The Legal Actions of Church Members – 1 Corinthians 6:1-11

There is one prevalent aspect of historic-cultural significance which has been touched on in earlier articles but needs to be repeated since here it takes on more significance. As already mentioned the Greco-Roman world was one where honor, power and authority were the most excellent qualities to be achieved. This aspect “is of special relevance to 1 Corinthians 5 and 6, because legal proceedings were part of this larger cultural game and were seen as a means of shaming people” writes Witherington (Conflict And Community In Corinth: A Socio-Rhetorical Commentary On 1 And 2 Corinthians [Grand Rapids: Eerdmans, 1995] 155).

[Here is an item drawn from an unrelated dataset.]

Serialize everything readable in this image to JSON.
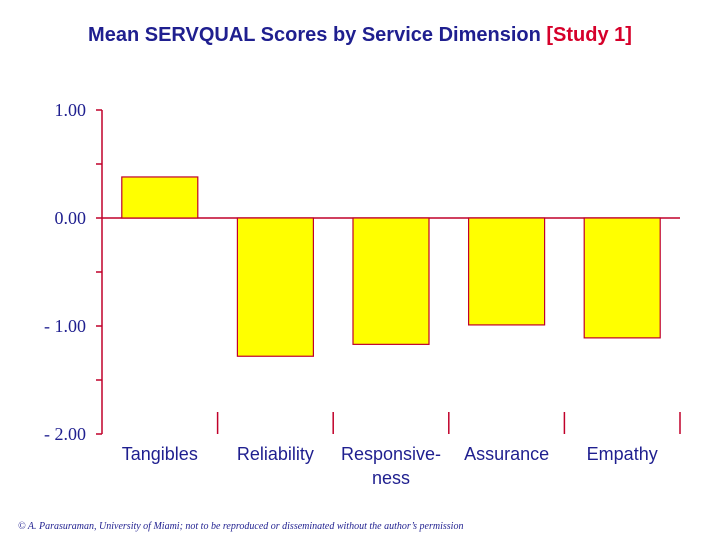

Without going into too much detail as to how exactly judicial procedure were done in a Roman colony, we need to take note that the courts were run by the rich. Someone with low social status had no right or privilege to access this judicial system. Further, the lawsuits were not about truth in and of itself but about social status, honor, power, and authority. Thus lawyers had to be well trained in rhetoric and money was for sure another means to secure the outcome of a lawsuit. Dio Chrysostom writes that in A.D. 100 Roman Corinth was full of “lawyers… perverting justice” (quoted in Witherington, 164).    
This then is the background in which the apostle Paul wrote 1 Cor 6:1-11. In vv. 1-6 Paul argues that the nature of lawsuits in the Corinthian church are trivial and should not be fought out in pagan courts (i.e., outside the covenant community – the church). The major problem Paul is addressing is that members of the congregation are involved (and even initiate) legal cases against fellow believers – and this before the “unrighteous”!
As we have seen in the historic-cultural significance pertaining to this passage the legal system was not about truth but influence and unrighteous verdicts were common. Paul’s argument goes even further (v. 2). Since saints (followers of Jesus) will judge the world, they should be able to settle trivial cases (minor matters; Gr. kritēriōn elachistōn). And since saints will judge angels, the same is set in regards to biōtika (also trivial cases). Who these angels are goes beyond the spectrum of this paper, but Garland writes insightfully,
Paul’s purpose in these verses is not to articulate doctrine about the saints’ role in the final judgment of the world and the angels but to point out a disturbing inconsistency between what they will be doing at the end of this age and what they are doing now. It is probable that he wishes only to remind the Corinthians of their glorious end-time destiny when they will be given dominion even over the angels. In that day, the current state of affairs will be radically reversed. (David E. Garland, 1 Corinthians, Baker Exegetical Commentary on the New Testament [Grand Rapids: Baker Academic, 2003] 203)
In verse 4 Paul accuses the Corinthian Christians who turn to pagan courts of law in suing their own fellow believers. The cause for the accusation is clear (see above) and the congregation should be able to find some in her midst who can to settle disputes between believers (v. 5). Thus fighting against a brother in public is utter non-sense (v. 6) and the Christian should rather renounce personal rights before turning his/her own brother/sister into shame via public disputes (vv. 7-8).
            In v. 9 Paul reminds the Corinthian church that evildoers will not inherit the kingdom of God and lists sins which were practiced in secular society and thus part of Roman Corinth’s culture. Some of the Corinthian Christians were involved in those sins but are transformed by God (v. 11).
What can we today learn from this passage? How is God addressing us in similar issues? Lawsuits might be necessary in some circumstances and the Christian cannot be against such in general, but among Christians we should be able to settle “trivial matters” within the confines of the church. Our purpose in such matters should be reconciliation and not retaliation!
We also need to see that sometimes we need to retreat our own rights in order to pursue love and peace in the church. This does not mean that we are to be doormats but that sometimes it is wise not to fight certain battles (especially in trivial matters).
God is still transforming lives – salvation has ethical implications!